Assessment of risk prediction models for chronic kidney disease: a global perspective

Background Numerous risk prediction models for chronic kidney disease (CKD) had been developed and validated worldwide. It was imperative to offer a comprehensive overview and comparative analysis for their performance. Methods PubMed, Embase, and Web of Science databases were searched to identify studies developing and/or validating CKD risk prediction models.

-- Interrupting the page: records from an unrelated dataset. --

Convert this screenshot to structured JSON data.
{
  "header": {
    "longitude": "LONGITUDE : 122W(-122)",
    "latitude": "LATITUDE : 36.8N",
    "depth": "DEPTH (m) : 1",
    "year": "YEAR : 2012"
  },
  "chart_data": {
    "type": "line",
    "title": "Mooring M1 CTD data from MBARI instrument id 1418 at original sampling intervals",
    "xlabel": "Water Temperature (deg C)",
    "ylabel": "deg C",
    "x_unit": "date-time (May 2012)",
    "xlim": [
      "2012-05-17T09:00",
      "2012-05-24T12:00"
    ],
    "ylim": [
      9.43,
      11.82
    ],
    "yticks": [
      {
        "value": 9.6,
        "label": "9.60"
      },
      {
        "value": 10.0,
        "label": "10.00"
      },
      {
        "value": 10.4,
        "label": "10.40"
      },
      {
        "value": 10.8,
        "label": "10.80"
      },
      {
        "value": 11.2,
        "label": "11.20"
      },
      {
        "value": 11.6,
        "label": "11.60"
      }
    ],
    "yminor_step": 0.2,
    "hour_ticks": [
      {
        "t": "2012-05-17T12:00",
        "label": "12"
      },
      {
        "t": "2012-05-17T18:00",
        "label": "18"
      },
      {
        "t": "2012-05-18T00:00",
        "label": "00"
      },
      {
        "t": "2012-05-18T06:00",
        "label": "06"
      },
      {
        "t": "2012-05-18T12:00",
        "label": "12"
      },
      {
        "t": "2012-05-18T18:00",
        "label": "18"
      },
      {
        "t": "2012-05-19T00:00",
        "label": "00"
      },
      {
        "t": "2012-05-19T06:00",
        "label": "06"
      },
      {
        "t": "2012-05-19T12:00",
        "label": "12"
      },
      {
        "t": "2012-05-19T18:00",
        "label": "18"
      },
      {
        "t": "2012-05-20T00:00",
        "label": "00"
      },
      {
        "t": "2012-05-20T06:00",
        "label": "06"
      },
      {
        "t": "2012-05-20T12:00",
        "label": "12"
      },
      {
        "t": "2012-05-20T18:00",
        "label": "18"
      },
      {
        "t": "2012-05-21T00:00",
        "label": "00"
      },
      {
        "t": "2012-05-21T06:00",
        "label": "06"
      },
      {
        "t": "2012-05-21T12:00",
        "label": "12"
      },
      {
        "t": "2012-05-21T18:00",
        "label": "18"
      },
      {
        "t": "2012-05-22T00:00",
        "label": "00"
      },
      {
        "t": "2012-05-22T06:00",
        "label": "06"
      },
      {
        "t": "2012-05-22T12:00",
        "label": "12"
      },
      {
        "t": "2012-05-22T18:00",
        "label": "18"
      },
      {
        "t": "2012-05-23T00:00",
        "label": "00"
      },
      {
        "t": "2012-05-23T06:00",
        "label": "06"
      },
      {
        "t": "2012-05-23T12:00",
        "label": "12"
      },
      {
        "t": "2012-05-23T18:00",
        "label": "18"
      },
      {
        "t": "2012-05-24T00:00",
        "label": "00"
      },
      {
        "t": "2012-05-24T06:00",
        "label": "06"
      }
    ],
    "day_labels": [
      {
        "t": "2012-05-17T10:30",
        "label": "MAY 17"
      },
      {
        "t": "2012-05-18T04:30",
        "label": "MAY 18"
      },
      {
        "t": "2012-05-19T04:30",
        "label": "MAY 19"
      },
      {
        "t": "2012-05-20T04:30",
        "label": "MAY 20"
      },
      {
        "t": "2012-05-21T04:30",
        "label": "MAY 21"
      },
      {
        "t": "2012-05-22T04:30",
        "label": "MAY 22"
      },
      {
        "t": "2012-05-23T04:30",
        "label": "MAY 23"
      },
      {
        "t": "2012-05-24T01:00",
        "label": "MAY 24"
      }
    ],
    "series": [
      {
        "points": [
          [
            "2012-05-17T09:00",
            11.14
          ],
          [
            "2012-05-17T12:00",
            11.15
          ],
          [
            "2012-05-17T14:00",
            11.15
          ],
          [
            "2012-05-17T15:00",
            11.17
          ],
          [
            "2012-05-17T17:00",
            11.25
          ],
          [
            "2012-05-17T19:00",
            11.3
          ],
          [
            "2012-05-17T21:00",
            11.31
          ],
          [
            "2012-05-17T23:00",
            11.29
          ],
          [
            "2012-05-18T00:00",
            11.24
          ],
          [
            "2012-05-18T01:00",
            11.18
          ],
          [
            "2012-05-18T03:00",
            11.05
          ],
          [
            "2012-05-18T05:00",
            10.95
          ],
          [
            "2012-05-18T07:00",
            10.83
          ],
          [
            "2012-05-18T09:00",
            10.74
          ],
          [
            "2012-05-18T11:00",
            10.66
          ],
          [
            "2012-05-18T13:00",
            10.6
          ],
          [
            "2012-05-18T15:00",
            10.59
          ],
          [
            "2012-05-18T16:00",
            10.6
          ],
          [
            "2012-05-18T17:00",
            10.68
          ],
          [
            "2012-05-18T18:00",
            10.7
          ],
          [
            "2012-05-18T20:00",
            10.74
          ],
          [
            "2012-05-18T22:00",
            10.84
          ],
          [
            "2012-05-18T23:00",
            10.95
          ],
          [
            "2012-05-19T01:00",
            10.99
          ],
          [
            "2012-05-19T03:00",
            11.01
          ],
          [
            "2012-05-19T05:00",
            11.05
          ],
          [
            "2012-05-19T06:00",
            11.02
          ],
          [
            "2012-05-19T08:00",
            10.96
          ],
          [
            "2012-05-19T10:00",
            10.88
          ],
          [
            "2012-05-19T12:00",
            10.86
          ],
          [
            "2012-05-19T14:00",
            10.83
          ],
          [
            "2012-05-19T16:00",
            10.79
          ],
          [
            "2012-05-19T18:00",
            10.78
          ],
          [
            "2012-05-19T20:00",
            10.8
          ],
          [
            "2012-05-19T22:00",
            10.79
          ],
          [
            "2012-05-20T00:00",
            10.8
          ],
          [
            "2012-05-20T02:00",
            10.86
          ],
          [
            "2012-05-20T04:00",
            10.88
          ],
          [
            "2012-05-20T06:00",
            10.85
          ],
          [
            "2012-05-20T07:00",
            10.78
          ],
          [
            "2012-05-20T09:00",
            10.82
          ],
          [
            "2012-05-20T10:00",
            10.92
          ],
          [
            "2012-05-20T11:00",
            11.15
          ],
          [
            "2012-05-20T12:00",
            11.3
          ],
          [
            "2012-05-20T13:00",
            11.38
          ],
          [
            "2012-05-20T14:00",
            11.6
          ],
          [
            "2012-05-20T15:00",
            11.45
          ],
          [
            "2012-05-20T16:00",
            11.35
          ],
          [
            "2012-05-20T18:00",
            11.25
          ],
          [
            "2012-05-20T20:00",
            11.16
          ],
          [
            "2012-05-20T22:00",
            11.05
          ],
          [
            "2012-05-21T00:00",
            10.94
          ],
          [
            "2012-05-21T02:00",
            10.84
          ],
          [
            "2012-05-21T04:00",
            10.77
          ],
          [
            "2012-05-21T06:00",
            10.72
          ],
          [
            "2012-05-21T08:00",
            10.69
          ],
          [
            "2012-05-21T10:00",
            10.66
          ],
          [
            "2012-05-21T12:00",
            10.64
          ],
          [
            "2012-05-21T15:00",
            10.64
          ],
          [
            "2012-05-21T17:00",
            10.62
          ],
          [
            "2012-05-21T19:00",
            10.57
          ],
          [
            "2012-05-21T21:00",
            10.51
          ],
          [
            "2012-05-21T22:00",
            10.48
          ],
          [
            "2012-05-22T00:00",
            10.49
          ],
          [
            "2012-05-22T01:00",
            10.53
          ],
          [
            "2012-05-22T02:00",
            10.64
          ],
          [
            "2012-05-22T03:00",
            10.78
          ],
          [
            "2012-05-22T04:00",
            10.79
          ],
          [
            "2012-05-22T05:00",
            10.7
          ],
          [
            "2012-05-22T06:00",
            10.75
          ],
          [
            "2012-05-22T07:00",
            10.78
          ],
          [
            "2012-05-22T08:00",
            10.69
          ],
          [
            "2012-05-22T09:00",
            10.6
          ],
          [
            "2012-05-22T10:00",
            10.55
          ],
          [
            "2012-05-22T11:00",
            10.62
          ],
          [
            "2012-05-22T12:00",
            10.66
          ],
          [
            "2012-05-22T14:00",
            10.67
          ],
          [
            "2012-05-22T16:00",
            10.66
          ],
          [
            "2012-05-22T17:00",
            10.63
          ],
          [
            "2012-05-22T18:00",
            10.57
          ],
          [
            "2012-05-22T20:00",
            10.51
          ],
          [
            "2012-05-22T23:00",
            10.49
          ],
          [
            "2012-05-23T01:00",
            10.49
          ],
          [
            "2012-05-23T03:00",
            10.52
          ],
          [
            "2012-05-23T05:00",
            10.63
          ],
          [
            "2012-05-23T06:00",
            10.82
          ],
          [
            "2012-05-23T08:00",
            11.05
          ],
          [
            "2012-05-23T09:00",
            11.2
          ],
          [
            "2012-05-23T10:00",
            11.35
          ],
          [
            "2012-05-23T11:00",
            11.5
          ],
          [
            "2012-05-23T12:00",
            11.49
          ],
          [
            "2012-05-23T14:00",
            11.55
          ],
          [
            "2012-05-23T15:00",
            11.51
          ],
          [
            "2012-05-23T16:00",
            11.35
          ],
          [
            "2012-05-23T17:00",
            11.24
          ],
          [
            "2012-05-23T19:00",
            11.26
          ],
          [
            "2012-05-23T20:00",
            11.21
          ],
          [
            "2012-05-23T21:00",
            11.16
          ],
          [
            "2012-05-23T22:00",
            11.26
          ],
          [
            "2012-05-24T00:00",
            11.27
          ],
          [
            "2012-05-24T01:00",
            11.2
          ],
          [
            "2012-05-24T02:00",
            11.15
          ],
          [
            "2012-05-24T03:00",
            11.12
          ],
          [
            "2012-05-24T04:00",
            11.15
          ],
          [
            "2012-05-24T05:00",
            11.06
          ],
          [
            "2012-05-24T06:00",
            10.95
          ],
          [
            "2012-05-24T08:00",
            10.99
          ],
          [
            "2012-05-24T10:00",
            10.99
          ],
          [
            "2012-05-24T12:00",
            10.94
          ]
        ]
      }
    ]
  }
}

The basic characteristics, discrimination (AUC), and calibration (calibration slope) of these models were summarized and compared. The Prediction Model Risk Of Bias Assessment Tool (PROBAST) was applied to evaluate the Risk of Bias (ROB) of the included prediction models across four dimensions: participant, prediction, outcome, and analysis. Each dimension was classified as high-risk, low-risk, or uncertain risk. Results After an initial screening of 14,149 studies, 26 studies on 18 distinct prediction models were identified. Among them, six models specifically targeted patients with type 2 diabetes, while the other 12 models focused on high-risk or general populations. The main modeling algorithms were logistic regression and Cox proportional hazards regression. There were a total of 43 predictive factors which spanned six categories, encompassing demographic information, comorbidities, lab tests, lifestyle factors, medication use, and specific indicators. The number of predictive factors for each model ranged from 3 to 18. In terms of discrimination for 18 models, the AUCs of internal validation ranged from 0.680 to 0.920, whereas the AUCs of external validation ranged from 0.623 to 0.918. Fourteen models reported the calibration, and 7 of them provided the calibration slope. The calibration slope of internal validation ranged from 0.880 to 1.129, whereas the calibration slope of external validation ranged from 0.841 to 1.842. However, the PROBAT indicated that 15 of the 18 models had high ROB. It was primarily due to overlapping predictors and outcomes, improper handling of missing data, lack of internal validation or reliance on simple random splits, and/or inadequate performance evaluation. Conclusions Although the risk prediction models for CKD had been developed and validated, these models exhibited significant heterogeneity. Future modeling studies should avoid using eGFR as both a predictive factor and outcome determination, consider appropriate missing data processing in the study population, and follow the reporting guidelines. PROSPERO registration number: CRD420251270491.